Independiente del costo, Sayes afirmó que la eliminación de la madera es posible desarrollar en la Región de Arica sin mayor contratiempo, no así el caso de precursores químicos que -por ahora- no tienen opción a nivel local.
"Tiene un costo importante, pero lo que es complejo son los precursores, no así la madera. En el caso de la madera, tenemos la facultad de poder destruirla por combustión y en eso nos estamos demorando alrededor de dos horas y media. Hicimos una prueba con dos toneladas y resultó de muy buena forma, pero lo importante es ir afinando los tiempos en logística, para mover y destruir todos estos elementos. No hay que olvidar estos procedimientos son por ley 20.000, por lo que tienen todo un seguimiento, fiscalización y la corroboración de que está todo destruido", expresó.
"De todas maneras, estamos tratando de ser más agiles para no entorpecer la labor del puerto y que las industrias de soya en Brasil, de madera o minerales o todos los productos que puedan salir por Arica confíen en que la institucionalidad está resguardando que no haya el paso de productos relacionados con el narcotráfico, contrabando, tengan un tratamiento prolijo y que no paguen justos por pecadores. Por eso, es importante implementar procesos de rápida fiscalización y comprobación que no se trata de elementos que se encuentran contaminados para que pueda seguir el rumbo o se quede incautado si es que corresponde, sin perder tiempo ni espacio para que esto tenga un flujo más eficiente", añadió.
La auoridad, asimismo, señaló que desde Chile se está trabajando con distintos organismos de control en Bolivia para evitar el flujo de cargas ilícitas que están permeando, en este caso, a la industria silvícola del país altiplánico. De la misma manera, descartó que el golpe al narcotráfico producido en el puerto ariqueño haya tenido por finalidad desprestigiar al sector maderero y a la marca país boliviana.
"Esto sin lugar a dudas es algo muy bueno para poder, de una vez por todas, derrotar al narcotráfico que está permeando la industria maderera de Bolivia y los puertos chilenos. Eso es lo que estamos tratando de impulsar o de sensibilizar con Bolivia, porque ellos tienen toda la voluntad de colaborar, pero en un momento apareció la figura de que se buscaba era desprestigiar a su industria maderera y que no habían certezas, pero nosotros sí las tenemos. Acá se tuvo una prueba de campo que salió positiva, se enviaron las muestras al Instituto de Salud Pública que ratificó que el producto estaba contaminado con clorhidrato de cocaína y ketamina", sostuvo.

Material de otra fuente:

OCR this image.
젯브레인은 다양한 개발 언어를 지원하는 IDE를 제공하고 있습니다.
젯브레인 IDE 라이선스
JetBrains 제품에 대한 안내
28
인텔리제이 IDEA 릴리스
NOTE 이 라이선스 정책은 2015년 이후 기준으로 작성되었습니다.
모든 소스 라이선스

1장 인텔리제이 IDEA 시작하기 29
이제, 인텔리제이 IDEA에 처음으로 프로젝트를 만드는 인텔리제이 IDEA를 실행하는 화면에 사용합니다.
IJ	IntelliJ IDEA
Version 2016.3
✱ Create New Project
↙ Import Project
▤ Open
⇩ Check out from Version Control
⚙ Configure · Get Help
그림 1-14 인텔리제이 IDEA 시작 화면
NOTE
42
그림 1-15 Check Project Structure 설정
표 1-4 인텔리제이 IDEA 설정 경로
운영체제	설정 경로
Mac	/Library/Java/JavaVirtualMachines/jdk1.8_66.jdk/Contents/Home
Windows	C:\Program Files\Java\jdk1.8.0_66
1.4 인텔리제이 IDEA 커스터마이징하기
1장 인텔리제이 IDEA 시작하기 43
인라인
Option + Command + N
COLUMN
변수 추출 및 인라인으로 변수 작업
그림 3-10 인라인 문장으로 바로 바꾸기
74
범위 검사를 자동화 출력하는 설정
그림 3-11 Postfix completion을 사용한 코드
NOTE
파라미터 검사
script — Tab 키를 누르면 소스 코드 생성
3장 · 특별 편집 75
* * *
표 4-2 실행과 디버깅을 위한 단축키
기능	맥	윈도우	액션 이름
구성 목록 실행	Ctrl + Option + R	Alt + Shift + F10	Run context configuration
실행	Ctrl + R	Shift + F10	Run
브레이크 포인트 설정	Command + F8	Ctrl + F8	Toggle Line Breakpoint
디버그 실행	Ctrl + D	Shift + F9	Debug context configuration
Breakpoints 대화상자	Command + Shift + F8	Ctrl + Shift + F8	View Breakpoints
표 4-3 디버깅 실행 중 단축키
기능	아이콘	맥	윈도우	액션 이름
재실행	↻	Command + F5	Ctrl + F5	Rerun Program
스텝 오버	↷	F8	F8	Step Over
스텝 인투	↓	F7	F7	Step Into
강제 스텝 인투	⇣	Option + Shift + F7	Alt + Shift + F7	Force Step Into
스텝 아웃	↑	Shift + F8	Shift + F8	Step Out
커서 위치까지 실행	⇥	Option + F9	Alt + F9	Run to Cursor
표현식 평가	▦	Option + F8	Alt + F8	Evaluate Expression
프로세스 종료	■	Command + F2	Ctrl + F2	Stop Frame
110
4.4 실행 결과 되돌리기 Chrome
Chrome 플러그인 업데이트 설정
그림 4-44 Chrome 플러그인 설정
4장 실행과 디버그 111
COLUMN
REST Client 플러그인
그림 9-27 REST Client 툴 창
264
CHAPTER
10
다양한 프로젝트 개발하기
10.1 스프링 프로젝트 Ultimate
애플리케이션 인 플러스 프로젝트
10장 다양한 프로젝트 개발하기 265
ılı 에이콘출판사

"En definitiva, estoy muy satisfecho no sólo con la incautación de droga realizada, ya que queremos ir mucho más profundo y colaborar internacionalmente con la Fiscalía Federal de Bolivia, para poder darle antecedentes sobre el origen de estas maderas y ser capaces de agilizar el proceso, porque si nos quedamos con esta madera acá, el proceso se queda acá. Por ende, debemos ser rápidos en la toma de muestras, no entorpecer el transporte y la logística, para que se marque el contenedor y que siga su curso, colaborando con la Policía Internacional para que el narcotraficante de destino se pueda detener, ya que el objetivo final es poder desbaratar toda esa banda", subrayó.